Net (loss)/income from continuing operations.............. $(145.7) $ 88.2 $ 112.9 $(324.8) $(185.4)
Add/(deduct):
(Benefit from)/provision for income taxes............. (69.0) 55.2 70.4 (192.4) (120.9)

Equity in unremitted (earnings)/losses
of less than 50%-owned companies.................... (10.8) (7.0) (.4) .8 (.6)
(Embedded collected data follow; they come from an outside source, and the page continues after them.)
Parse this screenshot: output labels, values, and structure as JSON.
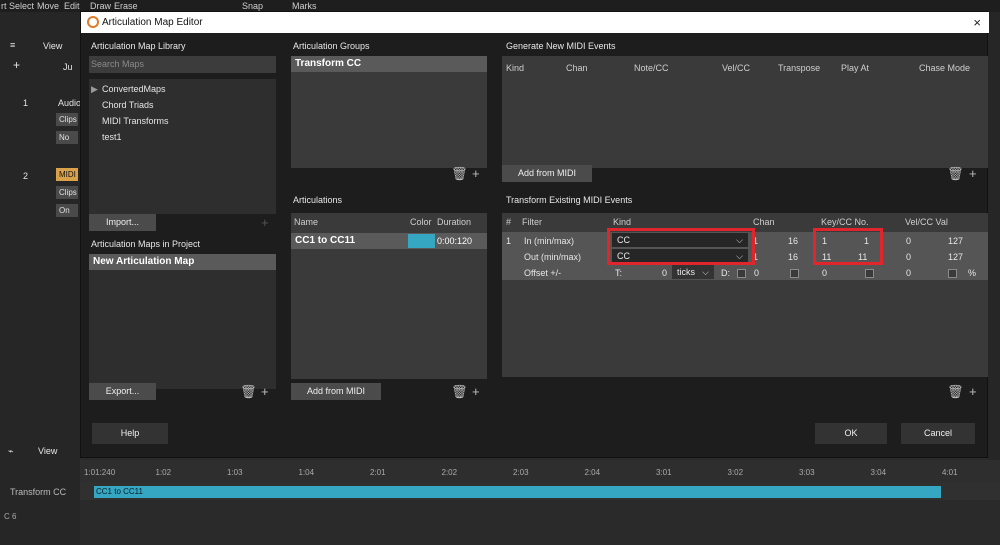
{
  "host": {
    "menu": [
      "rt",
      "Select",
      "Move",
      "Edit",
      "Draw",
      "Erase",
      "Snap",
      "Marks"
    ],
    "left_view_label": "View",
    "search_prefix": "Ju",
    "tracks": [
      {
        "num": "1",
        "name": "Audio",
        "clips": "Clips",
        "no": "No"
      },
      {
        "num": "2",
        "name": "MIDI",
        "clips": "Clips",
        "no": "On"
      }
    ],
    "bottom_view_label": "View",
    "time_position": "1:01:240",
    "ruler_ticks": [
      "1:01:240",
      "1:02",
      "1:03",
      "1:04",
      "2:01",
      "2:02",
      "2:03",
      "2:04",
      "3:01",
      "3:02",
      "3:03",
      "3:04",
      "4:01"
    ],
    "lane_label": "Transform CC",
    "clip_label": "CC1 to CC11",
    "piano_key": "C 6"
  },
  "dialog": {
    "title": "Articulation Map Editor",
    "close_icon": "×",
    "library": {
      "header": "Articulation Map Library",
      "search_placeholder": "Search Maps",
      "items": [
        "ConvertedMaps",
        "Chord Triads",
        "MIDI Transforms",
        "test1"
      ],
      "import_label": "Import..."
    },
    "project": {
      "header": "Articulation Maps in Project",
      "selected": "New Articulation Map",
      "export_label": "Export..."
    },
    "groups": {
      "header": "Articulation Groups",
      "selected": "Transform CC"
    },
    "articulations": {
      "header": "Articulations",
      "columns": [
        "Name",
        "Color",
        "Duration"
      ],
      "row": {
        "name": "CC1 to CC11",
        "color": "#36a7c3",
        "duration": "0:00:120"
      },
      "add_label": "Add from MIDI"
    },
    "generate": {
      "header": "Generate New MIDI Events",
      "columns": [
        "Kind",
        "Chan",
        "Note/CC",
        "Vel/CC",
        "Transpose",
        "Play At",
        "Chase Mode"
      ],
      "add_label": "Add from MIDI"
    },
    "transform": {
      "header": "Transform Existing MIDI Events",
      "columns": [
        "#",
        "Filter",
        "Kind",
        "Chan",
        "Key/CC No.",
        "Vel/CC Val"
      ],
      "row_num": "1",
      "rows": [
        {
          "filter": "In (min/max)",
          "kind": "CC",
          "chan_min": "1",
          "chan_max": "16",
          "key_min": "1",
          "key_max": "1",
          "vel_min": "0",
          "vel_max": "127"
        },
        {
          "filter": "Out (min/max)",
          "kind": "CC",
          "chan_min": "1",
          "chan_max": "16",
          "key_min": "11",
          "key_max": "11",
          "vel_min": "0",
          "vel_max": "127"
        }
      ],
      "offset": {
        "label": "Offset +/-",
        "t_label": "T:",
        "t_val": "0",
        "units": "ticks",
        "d_label": "D:",
        "chan": "0",
        "key": "0",
        "vel_unit": "%"
      }
    },
    "footer": {
      "help": "Help",
      "ok": "OK",
      "cancel": "Cancel"
    },
    "highlight_color": "#e0252d"
  }
}
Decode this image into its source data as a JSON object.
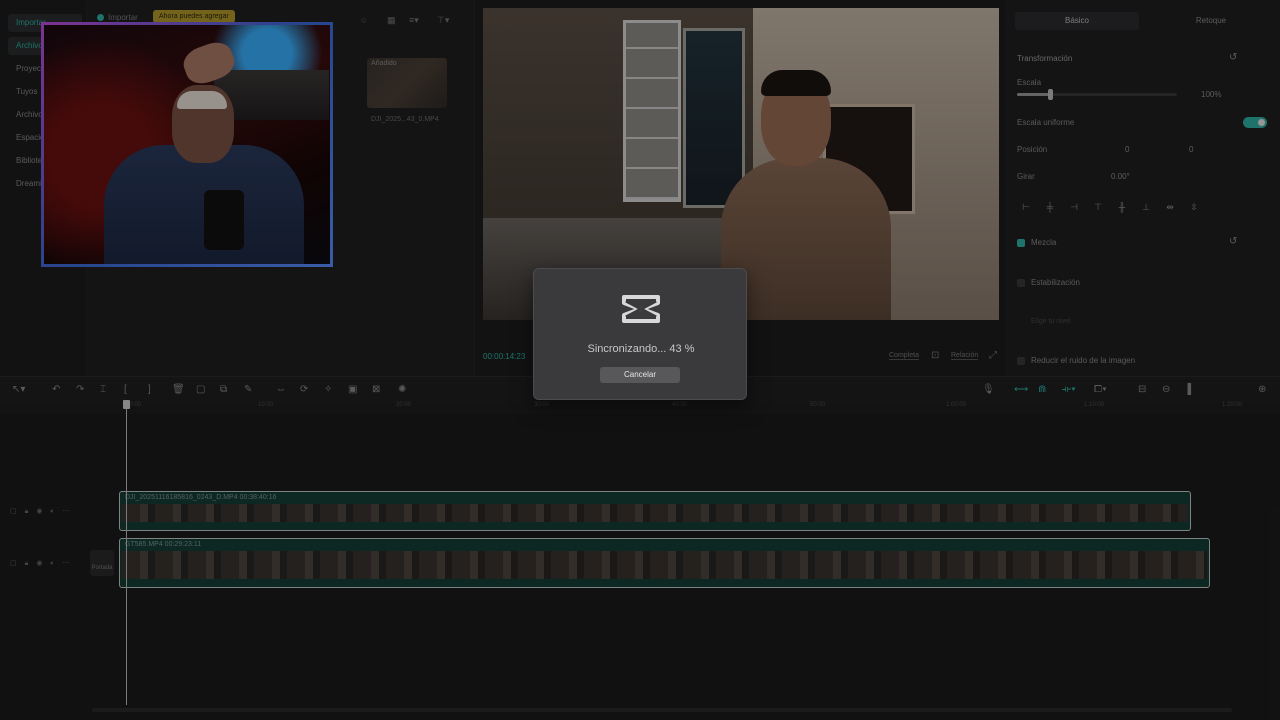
{
  "leftnav": {
    "items": [
      {
        "label": "Importar",
        "active": true
      },
      {
        "label": "Archivo",
        "active": true
      },
      {
        "label": "Proyecto"
      },
      {
        "label": "Tuyos"
      },
      {
        "label": "Archivo"
      },
      {
        "label": "Espacio"
      },
      {
        "label": "Biblioteca"
      },
      {
        "label": "Dreamina"
      }
    ]
  },
  "media": {
    "import_label": "Importar",
    "tooltip": "Ahora puedes agregar",
    "thumb_added_label": "Añadido",
    "thumb_caption": "DJI_2025...43_0.MP4"
  },
  "preview": {
    "timecode": "00:00:14:23",
    "buttons": {
      "complete": "Completa",
      "ratio": "Relación"
    }
  },
  "inspector": {
    "tabs": [
      "Básico",
      "Retoque"
    ],
    "transform_label": "Transformación",
    "scale_label": "Escala",
    "scale_value": "100%",
    "uniform_scale_label": "Escala uniforme",
    "position_label": "Posición",
    "position_x": "0",
    "position_y": "0",
    "rotate_label": "Girar",
    "rotate_value": "0.00°",
    "blend_label": "Mezcla",
    "stabilization_label": "Estabilización",
    "stabilization_hint": "Elige tu nivel",
    "denoise_label": "Reducir el ruido de la imagen"
  },
  "ruler": {
    "ticks": [
      "00:00",
      "10:00",
      "20:00",
      "30:00",
      "40:00",
      "50:00",
      "1:00:00",
      "1:10:00",
      "1:20:00"
    ]
  },
  "timeline": {
    "clips": [
      {
        "title": "DJI_20251116185816_0243_D.MP4   00:38:40:16"
      },
      {
        "title": "GT585.MP4   00:29:23:11"
      }
    ],
    "portada_label": "Portada"
  },
  "dialog": {
    "message": "Sincronizando... 43 %",
    "progress_percent": 43,
    "cancel_label": "Cancelar"
  },
  "colors": {
    "accent": "#2fb3a4",
    "clip_bg": "#143c37"
  }
}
Interest expense and related financing costs,
including amortization of capitalized interest...... 37.9 93.7 169.8 183.5 145.5

Estimated amount of rental expense
deemed to represent the interest factor............. 5.2 6.9 8.4 8.5 10.1
------- ------- ------- ------- -------

(Loss)/income as adjusted................................. $(182.4) $ 237.0 $ 361.1 $(324.4) $(151.3)
======= ======= ======= ======= =======

Combined fixed charges and preferred stock dividends:
Interest expense and related financing costs,
including capitalized interest...................... $ 37.8 $ 98.5 $ 186.1 $ 199.2 $ 150.2

Estimated amount of rental expense
deemed to represent the interest factor............. 5.2 6.9 8.4 8.5 10.1
------- ------- ------- ------- -------

Fixed charges............................................. 43.0 105.4 194.5 207.7 160.3

Preferred stock dividend requirements (b)................. -- -- .6 .5 .5
------- ------- ------- ------- -------

Combined fixed charges and preferred
stock dividends....................................... $ 43.0 $ 105.4 $ 195.1 $ 208.2 $ 160.8
======= ======= ======= ======= =======

Ratio of earnings to fixed charges........................ (I) 2.25 1.86 (i) (i)
======= ======= ======= ======= =======

Ratio of earnings to combined fixed charges and
preferred stock dividends............................. (I) 2.25 1.85 (i) (i)
======= ======= ======= ======= =======


(a) Grace's preferred stocks were retired in 1996; see Note 1 to the
Consolidated Financial Statements.
(b) For each period with an income tax provision, the preferred stock dividend
requirements have been increased to an amount representing the pretax
earnings required to cover such requirements based on Grace's effective tax
rate.
(c) Certain amounts have been restated to conform to the 1998 presentation.
(d) Includes a pretax provision of $376.1 for asbestos-related liabilities and
insurance coverage; $21.0 relating to restructuring costs and asset
impairments, offset by a pretax gain of $38.2 for the receipt of insurance
proceeds related to environmental matters, partially offset by a charge to
reflect a change in the environmental remediation strategy for a particular
site.
(e) Includes a pretax gain of $103.1 on sales of businesses, offset by a pretax
provision of $47.8 for restructuring costs and asset impairments.
(f) Includes a pretax gain of $326.4 on sales of businesses, offset by pretax
provisions of $229.1 for asbestos-related liabilities and insurance
coverage and $34.7 for restructuring costs and asset impairments.
(g) Includes pretax provisions of $275.0 for asbestos-related liabilities and
insurance coverage; $151.3 relating to restructuring costs, asset
impairments and other activities; $77.0 for environmental liabilities at
former manufacturing sites; and $30.0 for corporate governance activities.
(h) Includes a pretax provision of $316.0 relating to asbestos-related
liabilities and insurance coverage.
(i) As a result of the losses incurred for the years ended December 31, 1998,
1995 and 1994, Grace was unable to fully cover the indicated fixed charges.